DPW was my introduction not only to Dasra but also to the Tech4Dev team. Over the two weeks leading up to DPW I had met almost everyone over various video meetings. But these were to be my first face-to-face interactions.
“Please pack a shirt”, my wife said to me. “And trousers”.
The venue was beautiful – a tall building with glass walls, shiny floors and so much space. The Dasra folk were professional and organized and made sure everything ran smoothly. When one of us (it was Arjun) walked on the art they came over and politely asked us not to. “It’s an art piece” said the man, “please don’t walk on it”. Well why does it look like a staircase then, we were smart enough not to say out loud.
For someone relatively new to the sector, what I was glad (and what I expected) to see, was that people were palpably passionate about what they were doing. Yes there are hurdles, and yes there is frustration but at the same time, in the development sector the chances of being able to impact our world and other people in it are just so much higher.
I met a gentleman from Kashmir who works with a centre for people with disabilities. The founder, he was telling me, is now 90 years old and semi-retired but he still shows up to work every day. This founder built the organization from the ground up, getting land, funding, staff, equipment… what a feeling it must be to be able to look back on your life and see such a thing. Oh, and on the side he also wrote an ENT textbook which is used in medical colleges.

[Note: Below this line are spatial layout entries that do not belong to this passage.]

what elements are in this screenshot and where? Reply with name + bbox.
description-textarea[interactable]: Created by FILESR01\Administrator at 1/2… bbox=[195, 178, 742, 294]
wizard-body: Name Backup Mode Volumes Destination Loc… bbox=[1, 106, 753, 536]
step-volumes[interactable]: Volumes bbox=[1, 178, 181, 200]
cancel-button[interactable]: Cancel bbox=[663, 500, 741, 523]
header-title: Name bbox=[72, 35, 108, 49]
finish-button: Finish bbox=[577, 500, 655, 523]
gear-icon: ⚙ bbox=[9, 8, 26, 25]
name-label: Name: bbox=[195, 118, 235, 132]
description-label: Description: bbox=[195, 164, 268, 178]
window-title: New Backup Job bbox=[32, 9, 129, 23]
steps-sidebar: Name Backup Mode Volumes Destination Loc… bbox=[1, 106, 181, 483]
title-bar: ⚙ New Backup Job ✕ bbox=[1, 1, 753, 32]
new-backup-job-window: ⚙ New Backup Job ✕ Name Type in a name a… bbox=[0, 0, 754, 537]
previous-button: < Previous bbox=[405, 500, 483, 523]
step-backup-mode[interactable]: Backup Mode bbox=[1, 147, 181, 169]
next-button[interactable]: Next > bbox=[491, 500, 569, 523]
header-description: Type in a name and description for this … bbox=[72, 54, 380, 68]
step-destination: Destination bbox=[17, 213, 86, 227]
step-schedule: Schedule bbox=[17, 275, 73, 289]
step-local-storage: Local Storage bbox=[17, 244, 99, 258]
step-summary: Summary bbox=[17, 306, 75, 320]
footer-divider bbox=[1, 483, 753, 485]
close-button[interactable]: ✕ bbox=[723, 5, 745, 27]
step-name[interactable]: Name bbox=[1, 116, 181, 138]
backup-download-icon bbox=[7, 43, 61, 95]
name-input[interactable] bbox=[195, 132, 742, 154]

With regard to our own Tech4Dev sessions there were no real surprises, I felt they were well attended and I found our guests engaged and attentive. Technology frightens and frustrates everyone (even outside of the development sector!) and I’ve always found audiences to be appreciative when they feel like you want to help them. I’m very glad to have found a team who are in a position to deliver this type of support, and to such a deserving target group.